Belarus designates part of transboundary wetlands
The Secretariat is very pleased to announce that the Republic of Belarus has designated its eighth Wetland of International Importance, effective 18 October 2005. As summarized by Ramsar's Dorothea August from the Ramsar Information Sheet that accompanied the designation, Prostyr (6,800 hectares, 51°56 N 026°03 E), a National Landscape Reserve and Important Bird Area, is a complex of near-natural sedge and reed fen mires together with black alder groves and scrub formations along the banks and floodplain meadows between the rivers Pripyat, Prostyr and Styr, continuing as a transboundary wetland across the Ukrainian border. It is a breeding ground of the globally endangered Aquatic Warbler and generally one of the most important nesting sites during the migration season.
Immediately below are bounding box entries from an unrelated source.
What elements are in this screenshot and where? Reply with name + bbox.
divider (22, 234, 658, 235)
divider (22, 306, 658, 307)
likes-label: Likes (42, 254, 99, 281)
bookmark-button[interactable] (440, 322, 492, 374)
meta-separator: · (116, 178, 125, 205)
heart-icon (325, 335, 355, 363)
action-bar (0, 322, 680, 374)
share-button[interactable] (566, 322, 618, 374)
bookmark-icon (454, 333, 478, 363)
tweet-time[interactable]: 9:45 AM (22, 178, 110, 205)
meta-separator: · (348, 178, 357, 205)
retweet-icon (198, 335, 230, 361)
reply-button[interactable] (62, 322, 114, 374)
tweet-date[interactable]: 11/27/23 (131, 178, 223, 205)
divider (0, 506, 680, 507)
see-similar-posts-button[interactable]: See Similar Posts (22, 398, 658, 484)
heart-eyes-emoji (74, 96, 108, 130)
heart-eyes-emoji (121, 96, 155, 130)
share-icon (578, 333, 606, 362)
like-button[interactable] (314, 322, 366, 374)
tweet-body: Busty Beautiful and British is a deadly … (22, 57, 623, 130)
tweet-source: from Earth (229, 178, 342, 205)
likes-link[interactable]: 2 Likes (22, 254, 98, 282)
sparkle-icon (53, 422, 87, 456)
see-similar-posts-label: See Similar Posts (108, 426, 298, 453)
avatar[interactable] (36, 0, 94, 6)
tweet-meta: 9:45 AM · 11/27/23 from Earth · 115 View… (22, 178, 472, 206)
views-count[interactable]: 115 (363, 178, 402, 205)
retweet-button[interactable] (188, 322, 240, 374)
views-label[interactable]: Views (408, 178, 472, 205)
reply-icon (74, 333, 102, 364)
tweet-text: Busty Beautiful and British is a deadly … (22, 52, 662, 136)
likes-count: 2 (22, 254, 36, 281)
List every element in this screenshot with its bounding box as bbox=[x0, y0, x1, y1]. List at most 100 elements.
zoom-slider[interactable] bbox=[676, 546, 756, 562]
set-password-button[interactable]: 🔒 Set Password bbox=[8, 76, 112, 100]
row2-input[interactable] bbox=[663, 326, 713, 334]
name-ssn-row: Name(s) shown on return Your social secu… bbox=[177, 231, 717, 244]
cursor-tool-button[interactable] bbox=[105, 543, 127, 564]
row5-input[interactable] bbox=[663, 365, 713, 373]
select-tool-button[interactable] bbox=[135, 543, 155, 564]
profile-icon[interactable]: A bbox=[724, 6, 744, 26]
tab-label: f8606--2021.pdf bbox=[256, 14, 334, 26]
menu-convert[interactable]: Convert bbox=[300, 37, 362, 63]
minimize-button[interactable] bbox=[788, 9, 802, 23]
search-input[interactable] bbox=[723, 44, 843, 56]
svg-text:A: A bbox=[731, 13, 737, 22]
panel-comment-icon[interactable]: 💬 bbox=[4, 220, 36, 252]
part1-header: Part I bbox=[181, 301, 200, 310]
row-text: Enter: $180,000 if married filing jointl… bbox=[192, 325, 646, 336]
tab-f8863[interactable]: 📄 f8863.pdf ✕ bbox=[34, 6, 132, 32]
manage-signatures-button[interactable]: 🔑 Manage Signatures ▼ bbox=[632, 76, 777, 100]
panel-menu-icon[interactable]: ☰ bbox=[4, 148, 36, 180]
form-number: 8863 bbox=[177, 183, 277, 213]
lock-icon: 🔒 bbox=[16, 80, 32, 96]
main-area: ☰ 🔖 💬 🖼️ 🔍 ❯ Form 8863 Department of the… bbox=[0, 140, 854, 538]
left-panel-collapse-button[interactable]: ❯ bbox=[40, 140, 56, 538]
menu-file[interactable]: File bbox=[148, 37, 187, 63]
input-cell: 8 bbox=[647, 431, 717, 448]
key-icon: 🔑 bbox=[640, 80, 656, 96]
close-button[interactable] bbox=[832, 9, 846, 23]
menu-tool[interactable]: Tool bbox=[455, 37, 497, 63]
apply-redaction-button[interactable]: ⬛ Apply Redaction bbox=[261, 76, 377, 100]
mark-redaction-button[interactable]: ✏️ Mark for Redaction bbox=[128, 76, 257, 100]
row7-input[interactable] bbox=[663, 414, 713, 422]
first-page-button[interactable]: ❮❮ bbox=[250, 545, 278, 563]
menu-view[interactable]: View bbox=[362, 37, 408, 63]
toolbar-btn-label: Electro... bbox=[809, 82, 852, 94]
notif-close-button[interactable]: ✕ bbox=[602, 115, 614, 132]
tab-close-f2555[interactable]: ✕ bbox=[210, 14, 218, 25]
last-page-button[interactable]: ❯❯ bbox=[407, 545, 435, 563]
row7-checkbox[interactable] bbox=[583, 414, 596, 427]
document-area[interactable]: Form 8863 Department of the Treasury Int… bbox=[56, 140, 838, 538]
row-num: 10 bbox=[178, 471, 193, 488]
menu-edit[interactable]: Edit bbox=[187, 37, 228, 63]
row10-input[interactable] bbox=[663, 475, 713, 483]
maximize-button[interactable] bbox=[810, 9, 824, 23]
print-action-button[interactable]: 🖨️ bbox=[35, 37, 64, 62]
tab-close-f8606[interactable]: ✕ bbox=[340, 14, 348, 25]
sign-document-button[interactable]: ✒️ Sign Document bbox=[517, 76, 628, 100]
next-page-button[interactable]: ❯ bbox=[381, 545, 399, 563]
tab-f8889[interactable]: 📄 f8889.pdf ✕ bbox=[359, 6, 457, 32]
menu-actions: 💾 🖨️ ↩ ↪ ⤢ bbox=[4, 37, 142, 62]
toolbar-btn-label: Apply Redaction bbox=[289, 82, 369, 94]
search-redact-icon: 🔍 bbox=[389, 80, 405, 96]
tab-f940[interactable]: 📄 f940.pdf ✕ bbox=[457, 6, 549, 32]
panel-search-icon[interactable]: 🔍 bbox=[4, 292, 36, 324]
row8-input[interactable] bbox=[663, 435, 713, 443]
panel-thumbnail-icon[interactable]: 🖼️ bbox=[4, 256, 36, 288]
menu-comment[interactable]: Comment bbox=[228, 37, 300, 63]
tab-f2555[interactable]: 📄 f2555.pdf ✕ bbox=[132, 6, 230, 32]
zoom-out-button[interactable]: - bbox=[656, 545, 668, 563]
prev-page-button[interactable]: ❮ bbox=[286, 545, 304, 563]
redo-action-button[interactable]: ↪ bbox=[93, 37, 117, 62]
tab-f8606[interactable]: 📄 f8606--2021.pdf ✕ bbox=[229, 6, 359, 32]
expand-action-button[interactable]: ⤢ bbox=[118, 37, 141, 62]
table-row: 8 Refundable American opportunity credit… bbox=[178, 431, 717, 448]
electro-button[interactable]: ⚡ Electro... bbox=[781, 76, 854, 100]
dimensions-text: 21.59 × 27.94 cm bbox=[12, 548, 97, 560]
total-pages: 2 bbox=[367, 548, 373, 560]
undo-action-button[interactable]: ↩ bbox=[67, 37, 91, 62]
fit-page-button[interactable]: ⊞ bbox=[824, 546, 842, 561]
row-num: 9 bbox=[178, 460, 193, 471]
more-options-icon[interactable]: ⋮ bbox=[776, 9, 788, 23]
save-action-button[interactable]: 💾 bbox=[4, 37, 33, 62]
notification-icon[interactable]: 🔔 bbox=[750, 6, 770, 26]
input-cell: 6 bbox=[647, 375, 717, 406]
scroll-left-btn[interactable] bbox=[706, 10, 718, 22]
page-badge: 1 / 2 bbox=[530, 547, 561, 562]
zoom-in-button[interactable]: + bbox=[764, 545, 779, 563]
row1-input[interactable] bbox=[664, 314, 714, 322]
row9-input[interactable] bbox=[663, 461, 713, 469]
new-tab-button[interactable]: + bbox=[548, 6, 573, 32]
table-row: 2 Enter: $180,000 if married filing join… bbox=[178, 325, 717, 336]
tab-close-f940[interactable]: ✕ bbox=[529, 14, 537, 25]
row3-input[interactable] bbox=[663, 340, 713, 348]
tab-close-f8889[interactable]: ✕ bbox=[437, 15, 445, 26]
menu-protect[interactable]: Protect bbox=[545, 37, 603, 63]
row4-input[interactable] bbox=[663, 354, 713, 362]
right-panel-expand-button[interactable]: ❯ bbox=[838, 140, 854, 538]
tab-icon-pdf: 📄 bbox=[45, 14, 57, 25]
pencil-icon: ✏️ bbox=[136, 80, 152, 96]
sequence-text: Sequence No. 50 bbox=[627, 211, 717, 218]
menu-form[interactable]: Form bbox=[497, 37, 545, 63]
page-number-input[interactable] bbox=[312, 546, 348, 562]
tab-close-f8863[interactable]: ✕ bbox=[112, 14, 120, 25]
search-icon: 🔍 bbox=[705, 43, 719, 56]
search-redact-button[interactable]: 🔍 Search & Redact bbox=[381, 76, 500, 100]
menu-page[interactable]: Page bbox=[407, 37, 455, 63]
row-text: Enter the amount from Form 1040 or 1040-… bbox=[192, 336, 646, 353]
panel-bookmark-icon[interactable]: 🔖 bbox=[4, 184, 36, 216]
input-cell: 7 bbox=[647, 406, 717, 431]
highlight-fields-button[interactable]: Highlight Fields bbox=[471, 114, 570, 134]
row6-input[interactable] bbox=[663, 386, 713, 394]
Such eutrophic floodplain mires are typical of the Belarusian Polesie area, but they have become rare as a result of heavy drainage activities since the 1960s and have practically disappeared in Central Europe. Presently a system of old drainage canals is still draining fen mires, which has negative impacts particularly in the summer, when it causes the groundwater table to drop significantly. In general there are only small scale economic activities on the site, chiefly occasional haymaking and cattle grazing, with some hunting and non-commercial fishing. As there are no roads, boats are the only means of accessing the Prostyr Reserve.
Discussions with Ukrainian authorities are continuing towards uniting Prostyr in a Belarusian-Ukrainian transboundary Ramsar site, including Ukraine's Prypiat River Floodplains and Stokhid River Floodplains Ramsar sites, with development of a joint management plan. This project opens the potential for increasing international tourism in this region.